Я попросил разъяснений, что имеется в виду, и услышал:

— А то и имеется, что есть золотое правило: никогда не ходи стучать сам на себя. Все равно не оценят.

Стрихнин закончил паковаться и умчался куда-то, багаж свой, однако, оставив на месте. Перед этим он торжественно сообщил, что решительный день — завтра, и попросил к этому времени непременно купить побольше шампанского. На мой вопрос, за чей счет, был дан ответ: если Стрихнин придет с деньгами, то за его, Стрихнина, счет, а если без денег, то тоже за его, но — в долг. Тогда я сварливо поинтересовался, не может ли так повернуться, что не будет ни Стрихнина, ни денег. Он ответил со своей обычной ухмылочкой, что все может быть, но в таком случае, поскольку на поминках шампанское не пьют, его придется обменять на водку.

На этом полном оптимизма аккорде мы расстались, и я решил, что пора наконец мне изучить доставшийся такой чудовищной ценой трофей. И с первых же шагов убедился, что, может быть, впервые за много дней мне привалила удача. Едва начав перебирать вытрушенные из бумажника на кухонный стол листки, я обнаружил под знакомым уже нервическим почерком прекрасной Дианы какие-то мелкие закорючки, больше похожие на клинопись, чем на привычные буквы. Повертев их так и сяк, я неожиданно понял, что это и впрямь не буквы. Это цифры, причем, похоже, писавший их то ли был левшой, то ли специально маскировался от случайных любопытных взглядов. Освоившись с манерой записи, я быстро стал разбирать: 283, 65, 174, 312. Что бы это значило? Просто порядковые номера? Или какой-то шифр?

Как часто бывает, разгадка лежала на самой поверхности. В виде листка со знакомым мне уже распоряжением красавицы Барби: «Человек из газеты, он меня не съест. В гараж. Завтра в 8.30». Внизу корячились, толкая друг друга острыми локотками, цифры 217, Я был в гостях у Дианы... постойте, постойте... в среду. А что у нас было в среду? В среду у нас было двадцать первое июля. Вот как просто-то! 21.7. Значит, 283 должно означать двадцать восьмое марта. 65 — шестое мая. 174 — семнадцатое апреля. 312 — тридцать первое февраля... Чушь какая-то! Разумеется, третье декабря. Петрик, вероятно, для памяти, а может, из каких-то других своих вурдалачьих соображений помечал дату каждого хозяйского распоряжения. Отлично, посмотрим, какая нам от этого может быть польза.

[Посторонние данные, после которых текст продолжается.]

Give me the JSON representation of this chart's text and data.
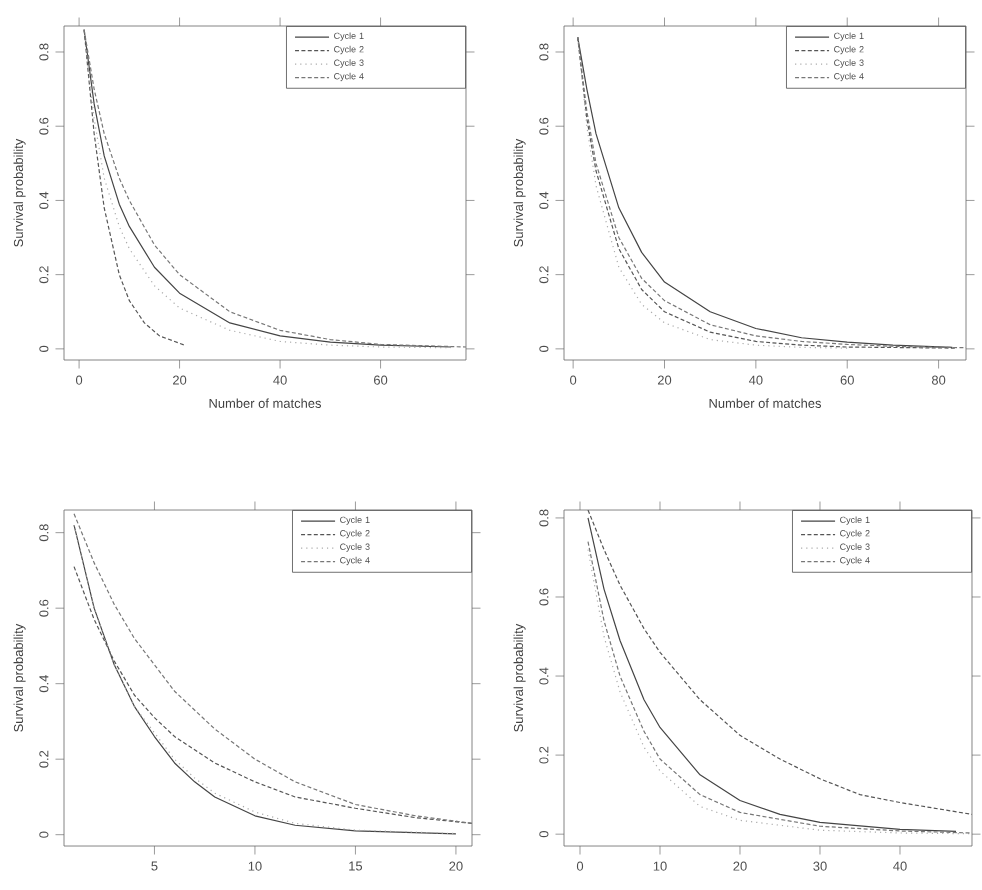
{
  "chart_data": [
    {
      "type": "line",
      "xlabel": "Number of matches",
      "ylabel": "Survival probability",
      "xlim": [
        -3,
        77
      ],
      "ylim": [
        -0.03,
        0.87
      ],
      "xticks": [
        0,
        20,
        40,
        60
      ],
      "yticks": [
        0,
        0.2,
        0.4,
        0.6,
        0.8
      ],
      "legend": "top right",
      "grid": false,
      "marker": "none",
      "series": [
        {
          "name": "Cycle 1",
          "color": "#444444",
          "line_style": "solid",
          "x": [
            1,
            3,
            5,
            8,
            10,
            15,
            20,
            30,
            40,
            50,
            60,
            74
          ],
          "values": [
            0.86,
            0.66,
            0.52,
            0.39,
            0.33,
            0.22,
            0.15,
            0.07,
            0.035,
            0.018,
            0.01,
            0.005
          ]
        },
        {
          "name": "Cycle 2",
          "color": "#555555",
          "line_style": "dashed",
          "x": [
            1,
            3,
            5,
            8,
            10,
            13,
            16,
            21
          ],
          "values": [
            0.86,
            0.58,
            0.38,
            0.2,
            0.13,
            0.07,
            0.035,
            0.01
          ]
        },
        {
          "name": "Cycle 3",
          "color": "#aaaaaa",
          "line_style": "dotted",
          "x": [
            1,
            3,
            5,
            8,
            10,
            15,
            20,
            30,
            40,
            50,
            60,
            74
          ],
          "values": [
            0.86,
            0.62,
            0.46,
            0.33,
            0.27,
            0.17,
            0.11,
            0.05,
            0.02,
            0.01,
            0.005,
            0.003
          ]
        },
        {
          "name": "Cycle 4",
          "color": "#777777",
          "line_style": "dashed",
          "x": [
            1,
            3,
            5,
            8,
            10,
            15,
            20,
            30,
            40,
            50,
            60,
            77
          ],
          "values": [
            0.86,
            0.7,
            0.58,
            0.46,
            0.4,
            0.28,
            0.2,
            0.1,
            0.05,
            0.025,
            0.012,
            0.005
          ]
        }
      ]
    },
    {
      "type": "line",
      "xlabel": "Number of matches",
      "ylabel": "Survival probability",
      "xlim": [
        -2,
        86
      ],
      "ylim": [
        -0.03,
        0.87
      ],
      "xticks": [
        0,
        20,
        40,
        60,
        80
      ],
      "yticks": [
        0,
        0.2,
        0.4,
        0.6,
        0.8
      ],
      "legend": "top right",
      "grid": false,
      "marker": "none",
      "series": [
        {
          "name": "Cycle 1",
          "color": "#444444",
          "line_style": "solid",
          "x": [
            1,
            3,
            5,
            10,
            15,
            20,
            30,
            40,
            50,
            60,
            70,
            83
          ],
          "values": [
            0.84,
            0.7,
            0.58,
            0.38,
            0.26,
            0.18,
            0.1,
            0.055,
            0.03,
            0.018,
            0.01,
            0.004
          ]
        },
        {
          "name": "Cycle 2",
          "color": "#555555",
          "line_style": "dashed",
          "x": [
            1,
            3,
            5,
            10,
            15,
            20,
            30,
            40,
            50,
            60,
            84
          ],
          "values": [
            0.84,
            0.62,
            0.48,
            0.27,
            0.16,
            0.1,
            0.045,
            0.02,
            0.01,
            0.005,
            0.002
          ]
        },
        {
          "name": "Cycle 3",
          "color": "#aaaaaa",
          "line_style": "dotted",
          "x": [
            1,
            3,
            5,
            10,
            15,
            20,
            30,
            40,
            50,
            60
          ],
          "values": [
            0.84,
            0.6,
            0.44,
            0.22,
            0.12,
            0.07,
            0.025,
            0.01,
            0.004,
            0.002
          ]
        },
        {
          "name": "Cycle 4",
          "color": "#777777",
          "line_style": "dashed",
          "x": [
            1,
            3,
            5,
            10,
            15,
            20,
            30,
            40,
            50,
            60,
            70,
            86
          ],
          "values": [
            0.84,
            0.64,
            0.5,
            0.3,
            0.19,
            0.13,
            0.065,
            0.035,
            0.02,
            0.012,
            0.007,
            0.003
          ]
        }
      ]
    },
    {
      "type": "line",
      "ylabel": "Survival probability",
      "xlim": [
        0.5,
        20.8
      ],
      "ylim": [
        -0.03,
        0.86
      ],
      "xticks": [
        5,
        10,
        15,
        20
      ],
      "yticks": [
        0,
        0.2,
        0.4,
        0.6,
        0.8
      ],
      "legend": "top right",
      "grid": false,
      "marker": "none",
      "series": [
        {
          "name": "Cycle 1",
          "color": "#444444",
          "line_style": "solid",
          "x": [
            1,
            2,
            3,
            4,
            5,
            6,
            7,
            8,
            10,
            12,
            15,
            20
          ],
          "values": [
            0.82,
            0.6,
            0.45,
            0.34,
            0.26,
            0.19,
            0.14,
            0.1,
            0.05,
            0.025,
            0.01,
            0.002
          ]
        },
        {
          "name": "Cycle 2",
          "color": "#555555",
          "line_style": "dashed",
          "x": [
            1,
            2,
            3,
            4,
            5,
            6,
            8,
            10,
            12,
            15,
            18,
            20.8
          ],
          "values": [
            0.71,
            0.57,
            0.46,
            0.37,
            0.31,
            0.26,
            0.19,
            0.14,
            0.1,
            0.07,
            0.045,
            0.03
          ]
        },
        {
          "name": "Cycle 3",
          "color": "#aaaaaa",
          "line_style": "dotted",
          "x": [
            1,
            2,
            3,
            4,
            5,
            6,
            7,
            8,
            10,
            12,
            15,
            20
          ],
          "values": [
            0.82,
            0.6,
            0.45,
            0.34,
            0.27,
            0.2,
            0.15,
            0.11,
            0.06,
            0.03,
            0.012,
            0.003
          ]
        },
        {
          "name": "Cycle 4",
          "color": "#777777",
          "line_style": "dashed",
          "x": [
            1,
            2,
            3,
            4,
            5,
            6,
            8,
            10,
            12,
            15,
            18,
            20.8
          ],
          "values": [
            0.85,
            0.72,
            0.61,
            0.52,
            0.45,
            0.38,
            0.28,
            0.2,
            0.14,
            0.08,
            0.05,
            0.03
          ]
        }
      ]
    },
    {
      "type": "line",
      "ylabel": "Survival probability",
      "xlim": [
        -2,
        49
      ],
      "ylim": [
        -0.03,
        0.82
      ],
      "xticks": [
        0,
        10,
        20,
        30,
        40
      ],
      "yticks": [
        0,
        0.2,
        0.4,
        0.6,
        0.8
      ],
      "legend": "top right",
      "grid": false,
      "marker": "none",
      "series": [
        {
          "name": "Cycle 1",
          "color": "#444444",
          "line_style": "solid",
          "x": [
            1,
            3,
            5,
            8,
            10,
            15,
            20,
            25,
            30,
            40,
            47
          ],
          "values": [
            0.8,
            0.62,
            0.49,
            0.34,
            0.27,
            0.15,
            0.085,
            0.05,
            0.03,
            0.012,
            0.007
          ]
        },
        {
          "name": "Cycle 2",
          "color": "#555555",
          "line_style": "dashed",
          "x": [
            1,
            3,
            5,
            8,
            10,
            15,
            20,
            25,
            30,
            35,
            40,
            49
          ],
          "values": [
            0.82,
            0.72,
            0.63,
            0.52,
            0.46,
            0.34,
            0.25,
            0.19,
            0.14,
            0.1,
            0.08,
            0.05
          ]
        },
        {
          "name": "Cycle 3",
          "color": "#aaaaaa",
          "line_style": "dotted",
          "x": [
            1,
            3,
            5,
            8,
            10,
            15,
            20,
            30,
            40,
            49
          ],
          "values": [
            0.72,
            0.5,
            0.36,
            0.22,
            0.16,
            0.07,
            0.035,
            0.01,
            0.003,
            0.001
          ]
        },
        {
          "name": "Cycle 4",
          "color": "#777777",
          "line_style": "dashed",
          "x": [
            1,
            3,
            5,
            8,
            10,
            15,
            20,
            30,
            40,
            49
          ],
          "values": [
            0.74,
            0.54,
            0.4,
            0.26,
            0.19,
            0.1,
            0.055,
            0.02,
            0.008,
            0.003
          ]
        }
      ]
    }
  ]
}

Я просидел над разбором листочков из блокнота больше часа, не разгибая спины. И был вознагражден. Разумеется, в массе своей записки представляли собой простейшие бытовые указания, куда и к которому часу подъехать, сколько ждать, иногда просьбы что-то купить, кого-то встретить и тому подобное. Но в этой куче потерявшей всякий смысл и значение бумажной шелухи попадались и жемчужные зерна.

Сначала была странная, на первый взгляд неоконченная запись: «Он выходит, смотри на окно. Если свет погас». Но дата, проставленная внизу педантом Петриком, объясняла все: те же 217, 21.7, двадцать первое июля. Это был мой смертный приговор.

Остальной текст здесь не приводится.